India on Saturday reported 3,26,098 new Covid cases and 3,890 fatalities in the last 24 hours, according to the Union Ministry of Health and Family Welfare, which makes it the 23rd consecutive day with more than 3 lakh cases daily and 17th day with more than 3,000 deaths daily.

On Wednesday, India's Covid deaths peaked at 4,205, the highest reported ever, while on May 7, the country had recorded its highest ever cases of 4,14,188. The country's total tally of Covid-19 cases now stands at 2,43,72,907 with 36,73,802 active cases and 2,66,207 deaths so far.

According to the Health Ministry, a total of 3,53,299 people have been discharged in the last 24 hours, with 2,04,32,898 being cured of Covid till date, while on the vaccination front the figure failed to move significantly in the entire month of May due to severe vaccine shortage.


Vaccine shortage

The Health Ministry said that a total of 18,04,57,579 people have been vaccinated so far in the country, including 11,03,625 who were administered vaccines in the last 24 hours.

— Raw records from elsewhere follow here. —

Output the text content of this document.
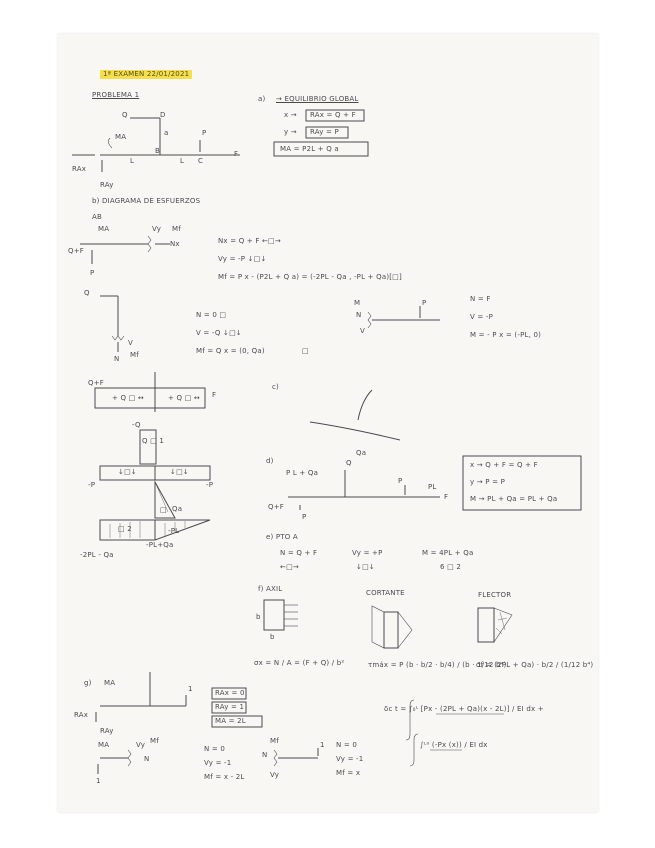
1ª EXAMEN 22/01/2021
PROBLEMA 1
Q	D
a	P
MA
B
C
L	L
F
RAx
RAy
a) → EQUILIBRIO GLOBAL
x → RAx = Q + F
y → RAy = P
MA = P2L + Q a
b) DIAGRAMA DE ESFUERZOS
AB
MA	Vy Mf
Nx
Q+F
P
Nx = Q + F ←□→
Vy = -P ↓□↓
Mf = P x - (P2L + Q a) = (-2PL - Qa , -PL + Qa)[□]
Q
N
V
Mf
N = 0 □
V = -Q ↓□↓
Mf = Q x = (0, Qa)	□
N
V
M	P	N = F
V = -P
M = - P x = (-PL, 0)
Q+F
+ Q □ ↔	+ Q □ ↔ F
-Q
Q □ 1
↓□↓	↓□↓
-P	-P
Qa
□
□ 2	-PL
-PL+Qa
-2PL - Qa
c)
d)
Qa
Q
P L + Qa
P
PL
Q+F
P
F
x → Q + F = Q + F
y → P = P
M → PL + Qa = PL + Qa
e) PTO A
N = Q + F
←□→
Vy = +P
↓□↓
M = 4PL + Qa
6 □ 2
f) AXIL	CORTANTE	FLECTOR
b
b
σx = N / A = (F + Q) / b²	τmáx = P (b · b/2 · b/4) / (b · 1/12 b⁴)
σf = (2PL + Qa) · b/2 / (1/12 b⁴)
g) MA
1
RAx
RAy
RAx = 0
RAy = 1
MA = 2L
MA	Vy Mf
N
1
Mf
N
Vy
1
N = 0
Vy = -1
Mf = x - 2L
N = 0
Vy = -1
Mf = x
δc t = ∫₀ᴸ [Px - (2PL + Qa)(x - 2L)] / EI dx +
∫ᴸ⁰ (-Px (x)) / EI dx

Out of this, 3,25,071 beneficiaries of the age group 18-44 years received their first dose of COVID vaccine on Friday and cumulatively 42,55,362 across 32 States/UTs since the start of Phase-3 of the vaccination drive. 

Under the Centre's quota wherein 50% of the available doses are earmarked for supply to States/UTs, 191.99 lakh doses of Covishield and Covaxin will be supplied from May 16 to May 31. This will include 162.5 lakh of Covishield and 29.49 lakh of Covaxin, said the ministry in a statement.

India's neighbours on alert

As India struggles under the weight of a massive surge of COVID-19, many of its neighbours in South Asia and Southeast Asia are experiencing some of their largest outbreaks yet, reported Nature.

The surge in Covid cases is seen in Bhutan, despite 62% of the population has received at least one dose of a vaccine. In far off Laos, which has previously had very few cases the outbreak is seen now, though very small compared to India's, reported Nature.

Meanwhile, researchers in the region are making an effort to quickly scale up their limited sequencing capacities to identify whether India's epidemic — fuelled by variants such as B.1.617 — is spilling over into their communities, or if their outbreaks have origins elsewhere.